In the wake of the terror attacks in Manchester and at London Bridge and Borough Market, the Sun ran a column saying that the UK could do with “less Islam”. It reasoned: “Poland, Hungary and the Czech Republic have very little Islam and very little Islamic terror. By contrast, France has a great amount of Islam and a great amount of Islamic terror. To most people, it would seem obvious — in the words of Donatella Versace — that ‘more is more. Because although many communities are capable of producing extremists, only Islamic communities produce Islamic extremists.”

It’s this type of populist pap that inspired the likes of Darren Osborne outside Finsbury Park mosque early last Monday morning. The 47-year-old man is being held in custody on suspicion of terror offences, including attempted murder. He is alleged to have expressed increasingly antagonistic views towards Muslims in the weeks since the London Bridge atrocity. After ploughing down a group of men as they left Ramadan prayers, he is alleged to have rammed his hired van into bollards before jumping out and shouting: “I’m going to kill all Muslims — I did my bit”.

The Sun did its bit as well.

After the Finsbury Park attack, the Sun’s coverage included these apologist words: “Osborne’s sister Nicola, 50, who was celebrating her birthday on the day of the alleged attack, said he had no interest in politics and was no racist. She added: ‘He wouldn’t even know who the Prime Minister is. I’ve never heard him say anything about Muslims or anything racist. My own son is mixed race and Darren loves him to bits’.”

The Sun has a way of twisting things — applying “torque” — to sensationalise news stories, mixing pixie dust with facts to make fairy tales. Just ask the people of Liverpool, who have been at the poisoned end of the Sun’s ink. Days after the Hillsboro tragedy of April 1989, McKenzie’s tabloid accused Liverpool football fans of urinating on the bodies of dying fans as they waited for medical attention on the field after a stadium crush, and it claimed the corpses were robbed. It was all lies.

Yes, McKenzie’s paper said sorry, but he is a vilified man in Liverpool.

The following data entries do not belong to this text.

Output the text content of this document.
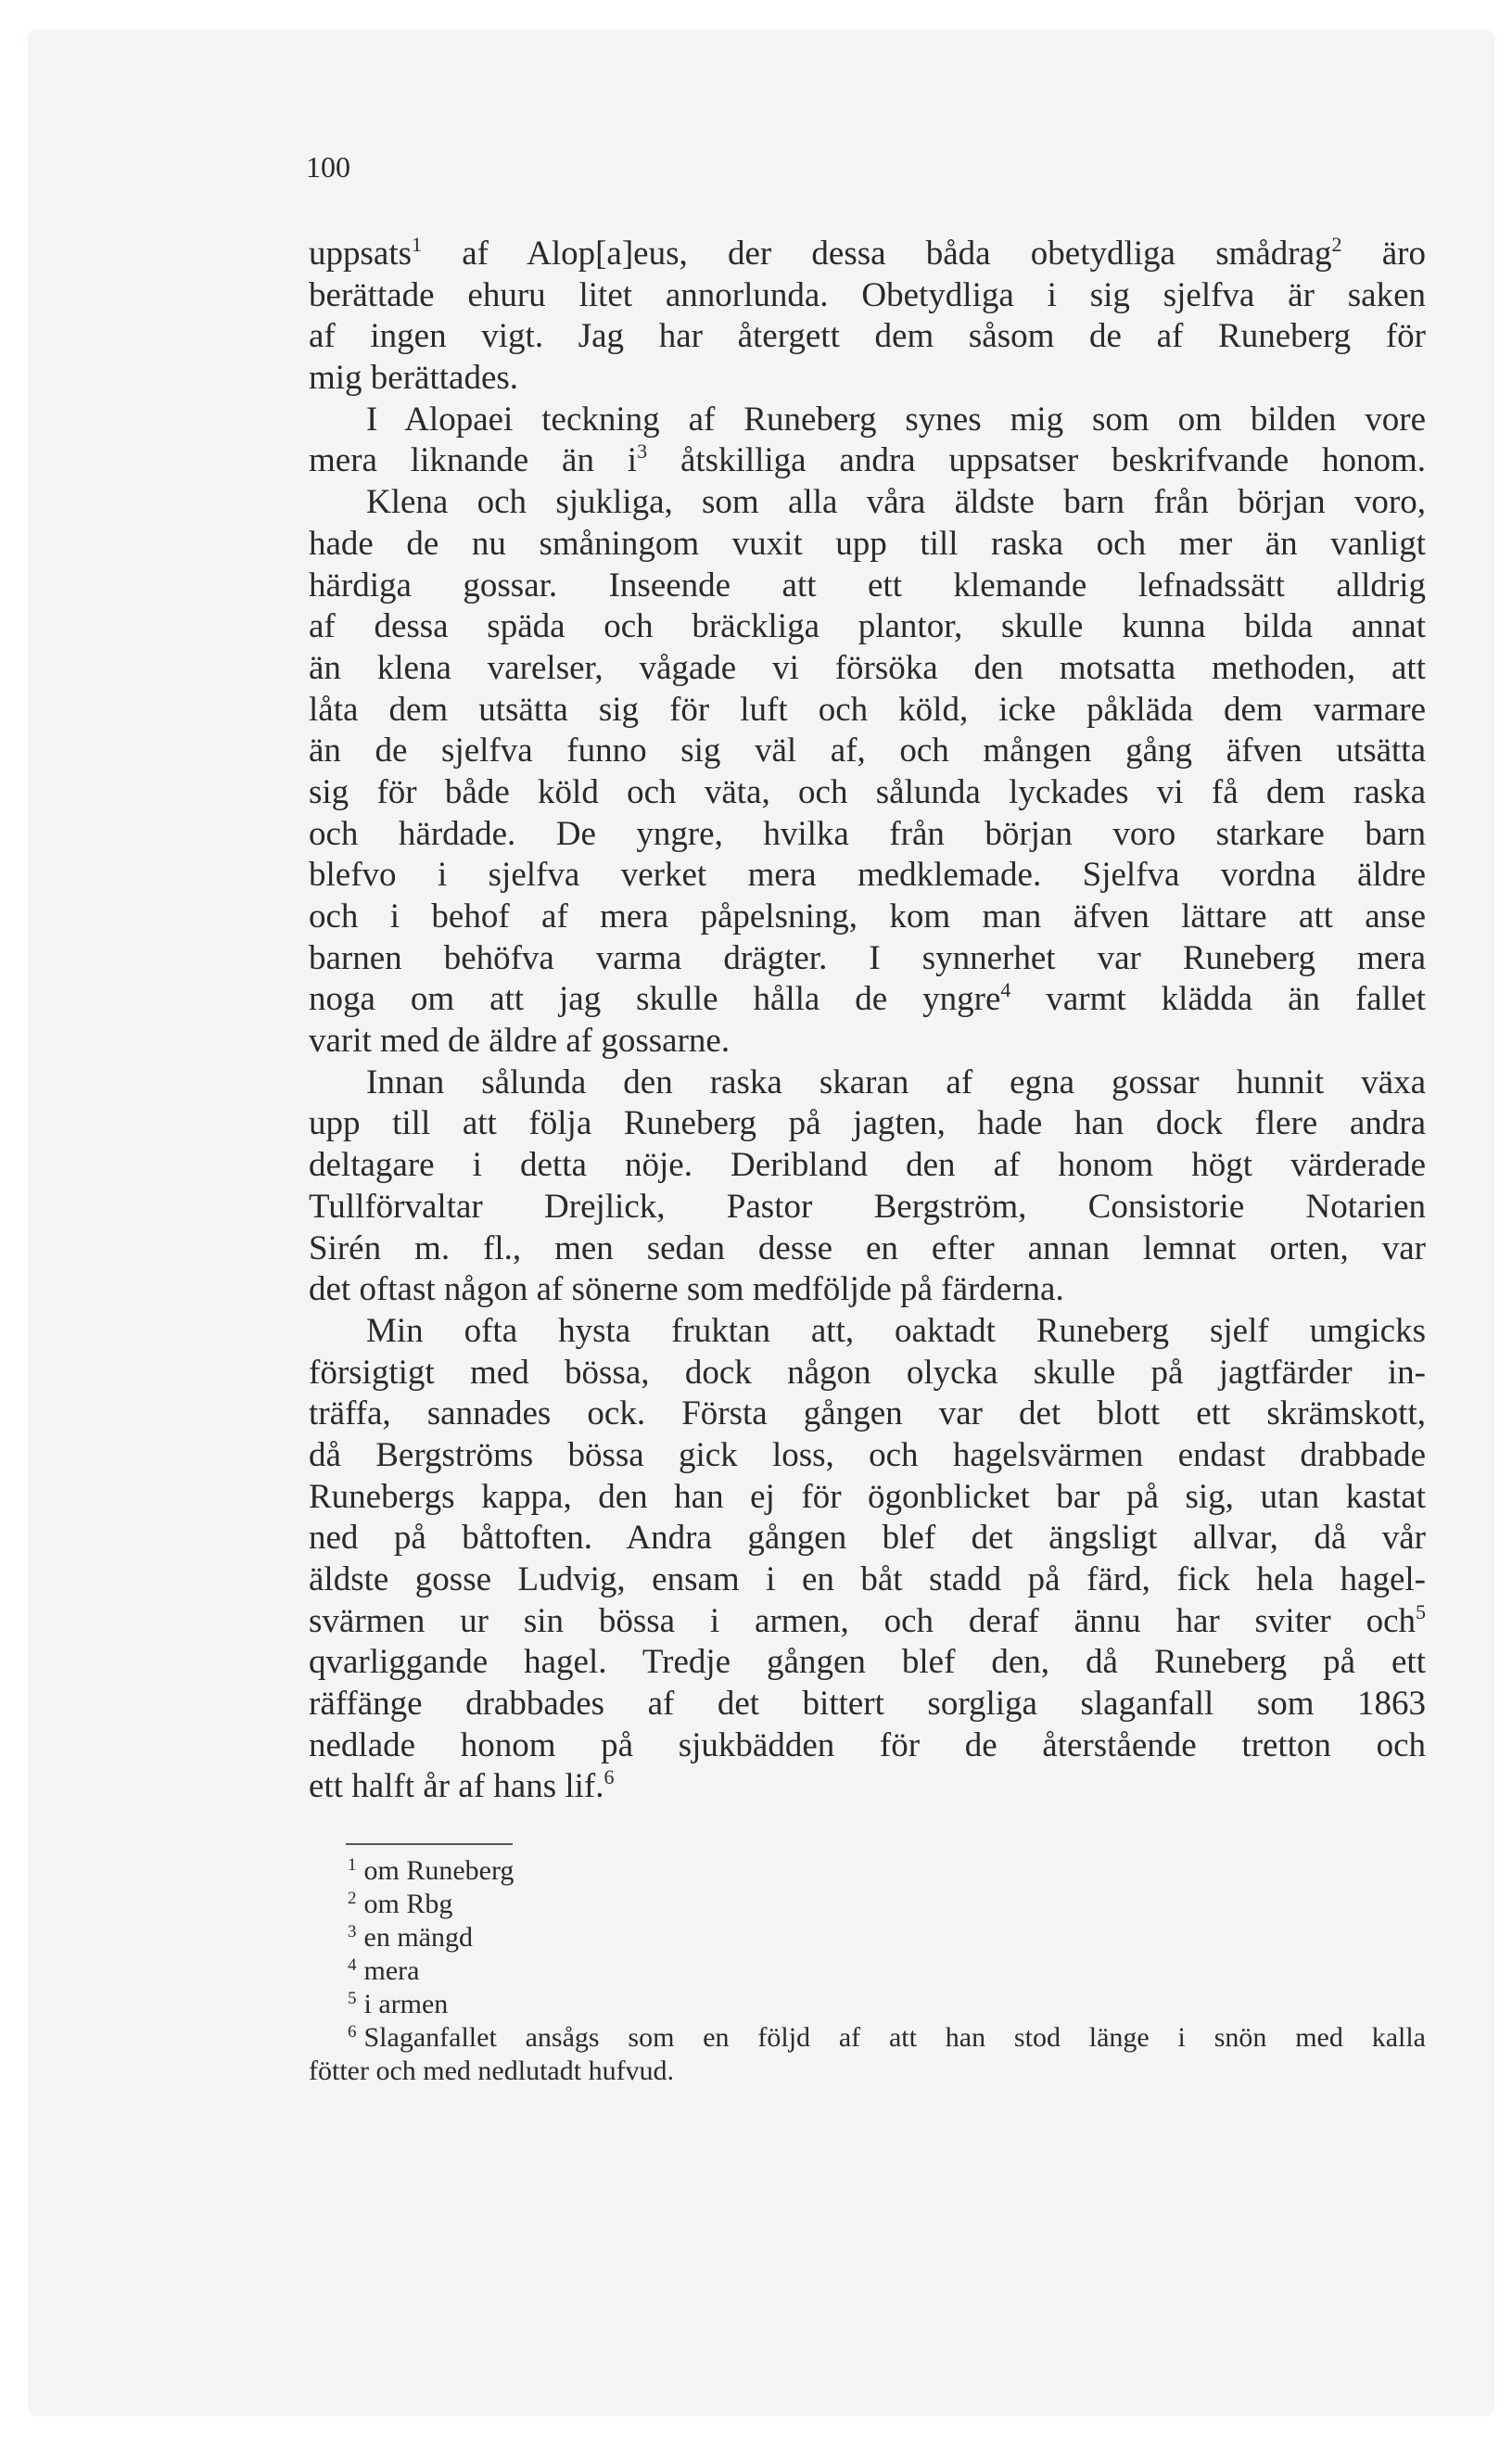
100
uppsats$^1$ af Alop[a]eus, der dessa båda obetydliga smådrag$^2$ äro
berättade ehuru litet annorlunda. Obetydliga i sig sjelfva är saken
af ingen vigt. Jag har återgett dem såsom de af Runeberg för
mig berättades.
I Alopaei teckning af Runeberg synes mig som om bilden vore
mera liknande än $i^3$ åtskilliga andra uppsatser beskrifvande honom.
Klena och sjukliga, som alla våra äldste barn från början voro,
hade de nu småningom vuxit upp till raska och mer än vanligt
härdiga gossar. Inseende att ett klemande lefnadssätt alldrig
af dessa späda och bräckliga plantor, skulle kunna bilda annat
än klena varelser, vågade vi försöka den motsatta methoden, att
låta dem utsätta sig för luft och köld, icke påkläda dem varmare
än de sjelfva funno sig väl af, och mången gång äfven utsätta
sig för både köld och väta, och sålunda lyckades vi få dem raska
och härdade. De yngre, hvilka från början voro starkare barn
blefvo i sjelfva verket mera medklemade. Sjelfva vordna äldre
och i behof af mera påpelsning, kom man äfven lättare att anse
barnen behöfva varma drägter. I synnerhet var Runeberg mera
noga om att jag skulle hålla de yngre$^4$ varmt klädda än fallet
varit med de äldre af gossarne.
Innan sålunda den raska skaran af egna gossar hunnit växa
upp till att följa Runeberg på jagten, hade han dock flere andra
deltagare i detta nöje. Deribland den af honom högt värderade
Tullförvaltar Drejlick, Pastor Bergström, Consistorie Notarien
Sirén m. fl., men sedan desse en efter annan lemnat orten, var
det oftast någon af sönerne som medföljde på färderna.
Min ofta hysta fruktan att, oaktadt Runeberg sjelf umgicks
försigtigt med bössa, dock någon olycka skulle på jagtfärder in-
träffa, sannades ock. Första gången var det blott ett skrämskott,
då Bergströms bössa gick loss, och hagelsvärmen endast drabbade
Runebergs kappa, den han ej för ögonblicket bar på sig, utan kastat
ned på båttoften. Andra gången blef det ängsligt allvar, då vår
äldste gosse Ludvig, ensam i en båt stadd på färd, fick hela hagel-
svärmen ur sin bössa i armen, och deraf ännu har sviter och$^5$
qvarliggande hagel. Tredje gången blef den, då Runeberg på ett
räffänge drabbades af det bittert sorgliga slaganfall som 1863
nedlade honom på sjukbädden för de återstående tretton och
ett halft år af hans lif.$^6$
$^1$ om Runeberg
$^2$ om Rbg
$^3$ en mängd
$^4$ mera
$^5$ i armen
$^6$ Slaganfallet ansågs som en följd af att han stod länge i snön med kalla
fötter och med nedlutadt hufvud.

The mayor of the city reported the Sun to police for spreading hate over a column the former editor wrote this spring, comparing Everton football star Ross Barkley to a gorilla. Barkley is part-Nigerian.

Last Wednesday, the Queen’s speech drafted by Prime Minster Theresa May to lay out its policies for the new UK government, included a provision to set up an anti-extremism commission to review and prosecute those who propagate extremist views. The Sun should be required reading from Day One.